To learn how to play Omaha Poker, the first thing you should know is that there are two variations, Omaha High and Omaha Hi/Lo. Omaha Hi/Lo is the more popular of the two and so we will discuss this variation for this article. The difference between them is that the Hi/Lo version splits the winnings between the players holding the highest and the lowest hands, while the high variation is awarded to the player with the highest hand.
The game of Omaha Poker typically is played with a set limit on the pot. It may also be played with no limits. However, playing with no limits can be dangerous to a beginner. It is not wise to play without limits on the pot until you become skilled at the game because one mistake can end up being costly.
This article will cover the following topics:
- How to Play
- Selecting a Starting Hand
- Hands to Play Together and Hands to Avoid
How to Play; Start Here
To begin, each player will be dealt 4 cards, face down, also known as hole cards. The dealer will then deal 3 cards face up, known as the community cards. The community cards are called the flop. Then another card, known as the turn, is dealt face up followed by one final card that is dealt face up and is known as the river.

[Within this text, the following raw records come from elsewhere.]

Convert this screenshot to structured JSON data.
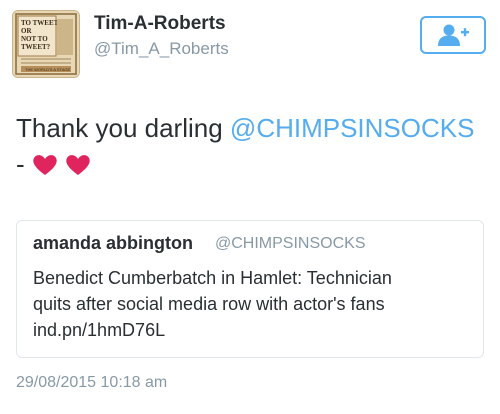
{
  "user": {
    "display_name": "Tim-A-Roberts",
    "handle": "@Tim_A_Roberts",
    "avatar_text": [
      "TO TWEET",
      "OR",
      "NOT TO",
      "TWEET?",
      "THE WORLD'S A STAGE"
    ]
  },
  "follow_button": {
    "icon": "add-user-icon",
    "color": "#55acee"
  },
  "tweet": {
    "text_prefix": "Thank you darling",
    "mention": "@CHIMPSINSOCKS",
    "text_suffix": "-",
    "emoji": [
      "heart",
      "heart"
    ]
  },
  "quoted_tweet": {
    "display_name": "amanda abbington",
    "handle": "@CHIMPSINSOCKS",
    "text_line1": "Benedict Cumberbatch in Hamlet: Technician",
    "text_line2": "quits after social media row with actor's fans",
    "text_line3": "ind.pn/1hmD76L"
  },
  "timestamp": "29/08/2015 10:18 am",
  "colors": {
    "link": "#55acee",
    "secondary": "#8899a6",
    "text": "#292f33",
    "border": "#e1e8ed",
    "heart": "#e0245e"
  }
}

The betting will begin before the flop is dealt, then again after the turn is dealt, and then once more, after the river card is dealt. This game is played using what is called a rotating blind system. This means that for each hand, a specific player contributes a set amount of money to the betting pool.
The players must each use 3 cards out of the 5 community cards, along with 2 cards from their hand in a combination that will form either a high or a low hand, or both. They are not required to use the same cards for both the high and the low hands. The luck in Omaha tends to be harder to come by than it is in Texas Hold ‘Em, making many players prefer Omaha over Hold ‘Em because of the challenge that the game presents.
It is important to remember that if there is not a minimum of 3 community cards that are ranked 8 or lower, there will not be a low hand. If this happens, the pot will be awarded to the player holding the high hand. If 2 players hold the same low hand, the low half of the pot will be split between them. When this happens it is called getting quartered.
One area that new players have a weakness in is not folding after the flop, if the only chance they have is either a split pot or they need both the river and turn cards to win. In Omaha once the flop is dealt, your hand should be distinct because 7 out of the 9 cards that you will use are visible.
One skill that must be mastered is being able to read the cards and determine the best possible hand that you can make. To improve your skills, consider continuing to read the cards, even if you have folded, just for the practice. Over time, the skill of reading the cards will become fine tuned as you gain more experience.
Selecting a Starting Hand
In the game of Omaha, one of the biggest decisions that you will have to make is to know what hands to bet on and which ones to fold on. It is important that you know when you have a hand that will allow you to win both the high and the low pots or if you have a good hand that can be improved with the community cards.
One concept that you should familiarize yourself with is the idea of counterfeit protection. For instance, if one player is holding 4 cards and has A-2-3-5, and the other player is holding 4 cards that include A-2-Q-K, when the flop is laid down, if those cards are 4-6-7 either player could have the best low hand. When the turn and river are dealt, if an A or a 2 is laid down, the hand that includes the Q and K is no longer the best low hand. So before you bid you want to look for counterfeit protection to ensure you do not go broke.
Omaha Hands to Play Together or to Avoid
When you play Omaha, you will start with 4 cards that will allow you to create up to 6 unique combinations of 2 cards each. The best hand to start with is one in which all 4 cards will work together. If only 3 cards will work together, then the hand is weak. One example is if you are holding a hand of 4 cards that includes A-2-4-9, then you have a hand in which all 4 cards can work together. The A and 2 are the best low cards and the 4 offers counterfeit protection.
Part of learning how to play Omaha poker is learning which hands to bet on and which ones to fold with is important to your success while playing Omaha. Learning to judge when you have the best chances for winning the high or the low hand will be of a lot of help. For example, if you are holding A-6-9-Q, you might consider folding because there is really no way you will achieve the low hand with a 6, and there is only a small possibility of getting a straight and possibly getting the high hand.
Let us say you are holding 5-7-8-9 in your hand. This is another hand that you might at first think has great potential, but as you learn more about the game of Omaha you will realize that it is really a very weak hand that offers very little possibilities. Even though there is potential to hit a straight, it is unlikely that it will be the best straight and will most likely not win as the highest or the lowest hands.
Ideally, you want to create a hand that will win both the high and the low hands so that you will win the whole pot. You may also win the whole thing if you have the high hand and no low hand is possible by any other players. The game of Omaha can be an exciting game. Players raise their bet when they have a high hand, raise it when they have a low hand and ultimately, it can all lead to some very big pots.